Skip to content

Fetching online features with the wrong entities is not validated #3270

@chhabrakadabra

Description

@chhabrakadabra

Expected Behavior

When using feature_store.get_online_features, if the wrong entity (one that exists but has nothing to do with the features being requested) is used, it leads to an unexpected crash instead of a validation failure.
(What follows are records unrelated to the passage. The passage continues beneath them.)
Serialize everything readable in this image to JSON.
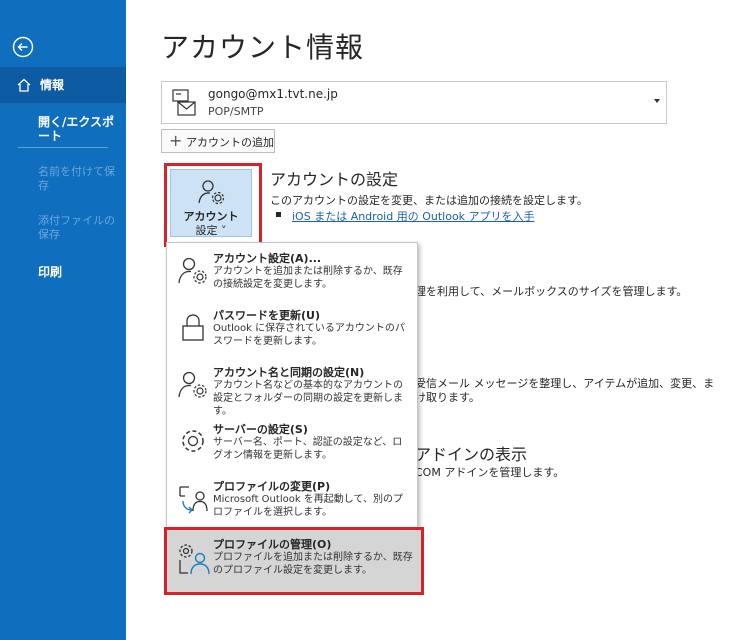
{
  "sidebar": {
    "info_label": "情報",
    "open_export_label": "開く/エクスポート",
    "save_as_label": "名前を付けて保存",
    "save_attachments_label": "添付ファイルの保存",
    "print_label": "印刷"
  },
  "main": {
    "title": "アカウント情報",
    "account": {
      "email": "gongo@mx1.tvt.ne.jp",
      "type": "POP/SMTP"
    },
    "add_account_label": "アカウントの追加",
    "account_settings_button": {
      "line1": "アカウント",
      "line2": "設定 ˅"
    },
    "section": {
      "title": "アカウントの設定",
      "desc": "このアカウントの設定を変更、または追加の接続を設定します。",
      "link": "iOS または Android 用の Outlook アプリを入手"
    },
    "behind": {
      "line1": "理を利用して、メールボックスのサイズを管理します。",
      "line2": "受信メール メッセージを整理し、アイテムが追加、変更、ま",
      "line3": "け取ります。",
      "title4": "アドインの表示",
      "line4": "COM アドインを管理します。"
    }
  },
  "menu": {
    "items": [
      {
        "title": "アカウント設定(A)...",
        "desc": "アカウントを追加または削除するか、既存の接続設定を変更します。"
      },
      {
        "title": "パスワードを更新(U)",
        "desc": "Outlook に保存されているアカウントのパスワードを更新します。"
      },
      {
        "title": "アカウント名と同期の設定(N)",
        "desc": "アカウント名などの基本的なアカウントの設定とフォルダーの同期の設定を更新します。"
      },
      {
        "title": "サーバーの設定(S)",
        "desc": "サーバー名、ポート、認証の設定など、ログオン情報を更新します。"
      },
      {
        "title": "プロファイルの変更(P)",
        "desc": "Microsoft Outlook を再起動して、別のプロファイルを選択します。"
      },
      {
        "title": "プロファイルの管理(O)",
        "desc": "プロファイルを追加または削除するか、既存のプロファイル設定を変更します。"
      }
    ]
  },
  "colors": {
    "sidebar": "#106ebe",
    "sidebar_selected": "#0c5ba3",
    "highlight_border": "#d4232a",
    "link": "#1a5fb4"
  }
}
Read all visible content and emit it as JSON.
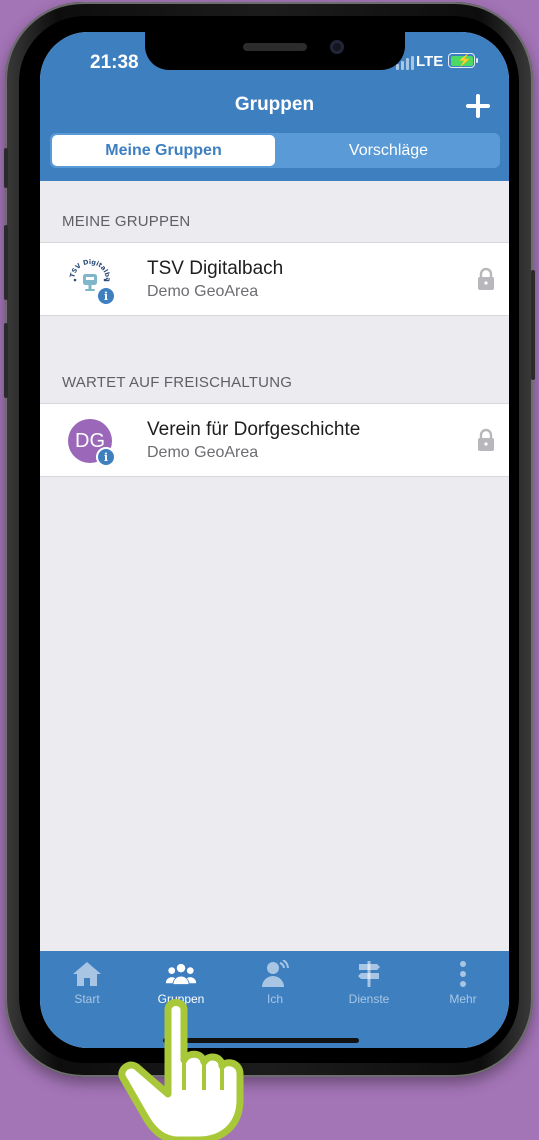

I would expect this edge case to be caught be some validation logic ahead of time and for the error message that pops up to explain the problem.

Current Behavior

Currently it leads to this error message that does not explain to the user what the actual problem is:

Traceback (most recent call last):
  File "bug_repro.py", line 5, in <module>
    feature_vector = store.get_online_features(
  File "/Users/abhin/src/github.com/chhabrakadabra/feast/.venv38/lib/python3.8/site-packages/feast/usage.py", line 294, in wrapper
    raise exc.with_traceback(traceback)
  File "/Users/abhin/src/github.com/chhabrakadabra/feast/.venv38/lib/python3.8/site-packages/feast/usage.py", line 283, in wrapper
    return func(*args, **kwargs)
  File "/Users/abhin/src/github.com/chhabrakadabra/feast/.venv38/lib/python3.8/site-packages/feast/feature_store.py", line 1588, in get_online_features
    return self._get_online_features(
  File "/Users/abhin/src/github.com/chhabrakadabra/feast/.venv38/lib/python3.8/site-packages/feast/feature_store.py", line 1775, in _get_online_features
    table_entity_values, idxs = self._get_unique_entities(
  File "/Users/abhin/src/github.com/chhabrakadabra/feast/.venv38/lib/python3.8/site-packages/feast/feature_store.py", line 1972, in _get_unique_entities
    unique_entities, indexes = tuple(
ValueError: not enough values to unpack (expected 2, got 0)

Steps to reproduce

  • feast init my_project
  • cd my_project/feature_repo
  • Change the example_repo.py file to the following contents:
from datetime import timedelta

from feast import Entity, FeatureView, Field, FileSource
from feast.types import Float32, Int64

# Define an entity for the driver. You can think of an entity as a primary key used to
# fetch features.
driver = Entity(name="driver", join_keys=["driver_id"])
customer = Entity(name="customer", join_keys=["customer_id"])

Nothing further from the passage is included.